11.3Températures extrêmes-----Impact non calculé. En Colombie-Britannique, l'espèce se trouve à la limite nord de son aire de répartition, et les températures extrêmes, en particulier les températures élevées, associées aux changements climatiques ne constituent probablement pas une menace.

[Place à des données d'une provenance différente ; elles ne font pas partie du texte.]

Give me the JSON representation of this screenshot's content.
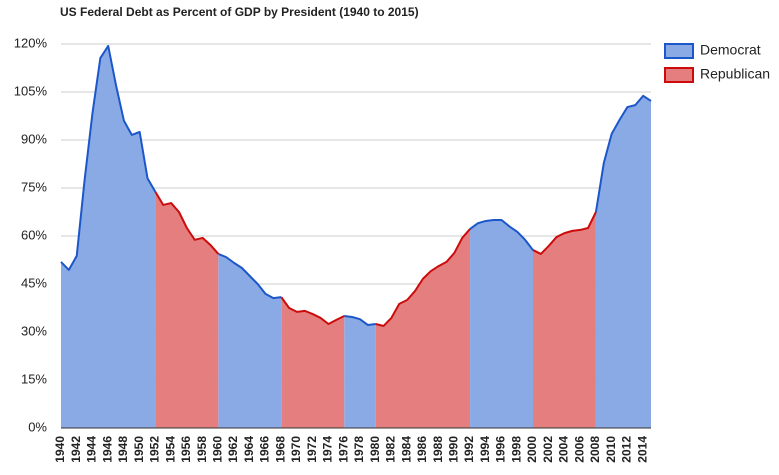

11.4Tempêtes et inondationsDFaibleRestreinte - petite (1-30 %)Modérée - légère (1-30 %)Élevée (continue)Les inondations posent problème dans certains sites en raison de l'affinité entre les limaces et les milieux riverains; trois sites connus (nos 3, 4, 9) pourraient être touchés par les inondations. Cependant, les limaces ont peut-être une certaine capacité à survivre aux inondations, qui sont des phénomènes saisonniers naturels. Bien que les crues printanières puissent s'intensifier à l'avenir, elles seront probablement de courte durée et pourront forcer les limaces à se déplacer. Dans les sites à relief plat, les inondations pourraient entraîner la disparition de l'espèce à l'échelle locale.

Glossaire

Impact
Mesure dans laquelle on observe, infère ou soupçonne que l'espèce est directement ou indirectement menacée dans la zone d'intérêt. Le calcul de l'impact de chaque menace est fondé sur sa gravité et sa portée et prend uniquement en compte les menaces présentes et futures. L'impact d'une menace est établi en fonction de la réduction de la population de l'espèce, ou de la diminution ou de la dégradation de la superficie d'un écosystème. Le taux médian de réduction de la population ou de la superficie pour chaque combinaison de portée et de gravité correspond aux catégories d'impact suivantes : très élevé (déclin de 75 %), élevé (40 %), moyen (15 %) et faible (3 %). Inconnu : catégorie utilisée quand l'impact ne peut être déterminé (p. ex. lorsque les valeurs de la portée ou de la gravité sont inconnues); non calculé : l'impact n'est pas calculé lorsque la menace se situe en dehors de la période d'évaluation (p. ex. l'immédiateté est insignifiante/négligeable ou faible puisque la menace n'existait que dans le passé); négligeable : lorsque la valeur de la portée ou de la gravité est négligeable; n'est pas une menace : lorsque la valeur de la gravité est neutre ou qu'il y a un avantage possible.
Portée
Proportion de l'espèce qui, selon toute vraisemblance, devrait être touchée par la menace d'ici 10 ans. Correspond habituellement à la proportion de la population de l'espèce dans la zone d'intérêt (généralisée = 71-100 %; grande = 31-70 %; restreinte = 11-30 %; petite = 1-10 %; négligeable = < 1 %).
Gravité
Au sein de la portée, niveau de dommage (habituellement mesuré comme l'ampleur de la réduction de la population) que causera vraisemblablement la menace sur l'espèce d'ici une période de 10 ans ou de 3 générations (extrême = 71-100 %; élevée = 31-70 %; modérée = 11-30 %; légère = 1-10 %; négligeable = < 1 %; neutre ou avantage possible = > 0 %).
Immédiateté
Élevée = menace toujours présente; modérée = menace pouvant se manifester uniquement dans le futur (à court terme [< 10 ans ou 3 générations]) ou pour l'instant absente (mais susceptible de se manifester de nouveau à court terme); faible = menace pouvant se manifester uniquement dans le futur (à long terme) ou pour l'instant absente (mais susceptible de se manifester de nouveau à long terme); insignifiante/négligeable = menace qui s'est manifestée dans le passé et qui est peu susceptible de se manifester de nouveau, ou menace qui n'aurait aucun effet direct, mais qui pourrait être limitative.